Why bugs die when crushed.

This one

:stuck_out_tongue:

Yeah, I’ll go with death by catastrophic trauma. The disconnection/interruption of the system parts knocks the life out of it.

If you squish the bug, it loses a lot of its fluids, and different usually separated fluids will mix with each other. The cells that were happily bathed in hemolymph are now bathed in a mix of rapidly dehydrating hemolymph, gut contents, lots of bacteria, and whatever else was on your shoe.

In addition to nutrients and gas exchange, cells need to bathed in fluid with the correct pH and balance of electrolytes. Neurons, for example, won’t be able to “fire” if the extracellular fluid doesn’t have precisely the right levels of electrolytes. Or perhaps they’ll “fire” constantly, and the still-attached legs will twitch out of control.

But if you’re careful, it’s not too difficult to dissect an insect and keep particular tissues and organs alive for a while. With a bit more care, you can culture certain types cells from an insect (or any other organism really) and they’ll grow indefinitely.

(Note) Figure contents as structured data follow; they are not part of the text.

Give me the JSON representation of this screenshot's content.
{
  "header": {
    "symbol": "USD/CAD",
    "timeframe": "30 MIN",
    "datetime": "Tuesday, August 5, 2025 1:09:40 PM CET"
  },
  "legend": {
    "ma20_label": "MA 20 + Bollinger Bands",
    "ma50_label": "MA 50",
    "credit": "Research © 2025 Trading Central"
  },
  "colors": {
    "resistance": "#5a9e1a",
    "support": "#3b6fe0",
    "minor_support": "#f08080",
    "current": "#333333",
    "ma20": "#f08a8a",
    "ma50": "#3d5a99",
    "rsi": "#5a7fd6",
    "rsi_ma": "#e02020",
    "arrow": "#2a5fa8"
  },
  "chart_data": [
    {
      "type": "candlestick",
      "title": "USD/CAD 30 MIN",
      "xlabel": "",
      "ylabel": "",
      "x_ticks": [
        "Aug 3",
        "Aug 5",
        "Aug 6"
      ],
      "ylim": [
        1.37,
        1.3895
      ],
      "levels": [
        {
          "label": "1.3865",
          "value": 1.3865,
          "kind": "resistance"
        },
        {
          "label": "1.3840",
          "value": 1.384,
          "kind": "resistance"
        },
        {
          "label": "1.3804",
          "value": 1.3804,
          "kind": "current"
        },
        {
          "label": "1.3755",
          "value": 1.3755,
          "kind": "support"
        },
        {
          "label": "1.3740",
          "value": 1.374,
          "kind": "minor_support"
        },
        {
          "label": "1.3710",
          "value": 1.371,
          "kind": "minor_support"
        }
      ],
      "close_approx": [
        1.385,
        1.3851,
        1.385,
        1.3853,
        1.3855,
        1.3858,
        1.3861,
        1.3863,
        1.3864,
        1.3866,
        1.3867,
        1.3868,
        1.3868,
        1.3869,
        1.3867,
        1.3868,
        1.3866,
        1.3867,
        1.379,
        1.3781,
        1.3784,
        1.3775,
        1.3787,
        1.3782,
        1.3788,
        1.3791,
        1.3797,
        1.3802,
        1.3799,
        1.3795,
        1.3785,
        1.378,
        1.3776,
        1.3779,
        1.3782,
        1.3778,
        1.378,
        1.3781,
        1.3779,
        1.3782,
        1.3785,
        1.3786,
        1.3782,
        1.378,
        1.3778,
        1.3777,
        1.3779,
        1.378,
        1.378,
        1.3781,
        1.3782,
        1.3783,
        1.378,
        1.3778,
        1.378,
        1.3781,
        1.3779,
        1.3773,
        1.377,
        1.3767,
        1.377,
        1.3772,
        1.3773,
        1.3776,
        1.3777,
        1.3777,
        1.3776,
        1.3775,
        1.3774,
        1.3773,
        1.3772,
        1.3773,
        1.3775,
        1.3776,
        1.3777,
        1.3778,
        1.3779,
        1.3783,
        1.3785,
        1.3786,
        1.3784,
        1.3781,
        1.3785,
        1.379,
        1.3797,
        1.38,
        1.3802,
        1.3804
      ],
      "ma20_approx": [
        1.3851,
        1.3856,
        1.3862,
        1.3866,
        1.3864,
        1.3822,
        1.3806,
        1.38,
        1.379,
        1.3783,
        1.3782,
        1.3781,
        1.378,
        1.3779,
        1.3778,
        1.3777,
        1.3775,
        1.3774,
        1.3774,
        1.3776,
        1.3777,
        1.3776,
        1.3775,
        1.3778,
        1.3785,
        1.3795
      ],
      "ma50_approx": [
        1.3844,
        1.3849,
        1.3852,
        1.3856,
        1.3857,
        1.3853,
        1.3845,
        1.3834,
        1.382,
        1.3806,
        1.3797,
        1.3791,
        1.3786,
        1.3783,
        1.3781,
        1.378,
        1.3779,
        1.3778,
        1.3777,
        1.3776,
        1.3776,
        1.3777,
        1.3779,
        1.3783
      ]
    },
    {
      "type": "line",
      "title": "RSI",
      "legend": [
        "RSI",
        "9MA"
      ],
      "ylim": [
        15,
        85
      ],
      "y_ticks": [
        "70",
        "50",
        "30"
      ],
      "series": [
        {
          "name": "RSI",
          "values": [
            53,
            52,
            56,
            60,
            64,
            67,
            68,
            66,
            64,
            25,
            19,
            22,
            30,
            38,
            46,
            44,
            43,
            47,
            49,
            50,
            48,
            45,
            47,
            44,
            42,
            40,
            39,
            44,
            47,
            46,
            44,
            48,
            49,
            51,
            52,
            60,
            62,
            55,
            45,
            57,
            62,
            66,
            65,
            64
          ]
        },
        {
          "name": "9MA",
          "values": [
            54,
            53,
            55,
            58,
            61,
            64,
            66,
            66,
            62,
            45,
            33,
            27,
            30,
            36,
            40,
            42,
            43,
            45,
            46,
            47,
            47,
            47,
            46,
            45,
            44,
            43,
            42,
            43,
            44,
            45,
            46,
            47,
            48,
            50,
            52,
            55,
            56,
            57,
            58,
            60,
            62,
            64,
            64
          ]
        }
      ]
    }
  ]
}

That really skeeved me, man.

“Crushing” a bug effectively destroys the physical integrity of it’s nervous system and the various critical autonomic sub-systems and (least importantly) what passes for it’s “brain”. The fact that the cells in the insects body may still be full of potential chemical energy is kind of beside the point if the sensory, locomotion and nervous system wiring is destroyed.

see

I’m sure she didn’t mean to bug you.

Ha…I was thinking more along the lines of the one Linus plays…

The first two replies to a question shouldn’t be put downs/jokes. If the answer is obvious, then fight ignorance and give it without being a dick. Also, “wrecking their machinery” is a vague non-answer that clearly doesn’t address what the OP was asking.

[Moderating]

This thread was actually started in MPSIMS, where General Questions standards don’t apply.

In any case, if you have a problem with the replies of other posters, you should report them rather than taking it upon yourself to scold them, especially when you aren’t contributing any factual information yourself.

Colibri
General Questions Moderator

Ok, fair enough; I didn’t realize it had started out in MPSIMS. I think it would have been worthwhile though, to include a brief explanation to the OP as to why such responses were acceptable, instead of simply warning him for using the T word. It was a legitimate post that was clearly looking for a substantive answer and the OP seemed sincerely perplexed as to why posters were joking and ridiculing the question rather than attempting to answer it.

Schroeder.

If one would simply remove the head or some other part, or maybe even a few parts, then I suppose that I would also wonder why it dies. But if we’re talking about crushing the thing, then I think this post is pretty obvious:

Many insects, and spiders in particular, move around by using fluid pressure, rather than just muscular contractions, to control the movement of their legs. I’d imagine that destroying the exoskeleton makes it impossible for them to regulate the pressure in their limbs, making them immobile and creating the appearance of death, possibly before they’re even actually dead from the trauma of smushing.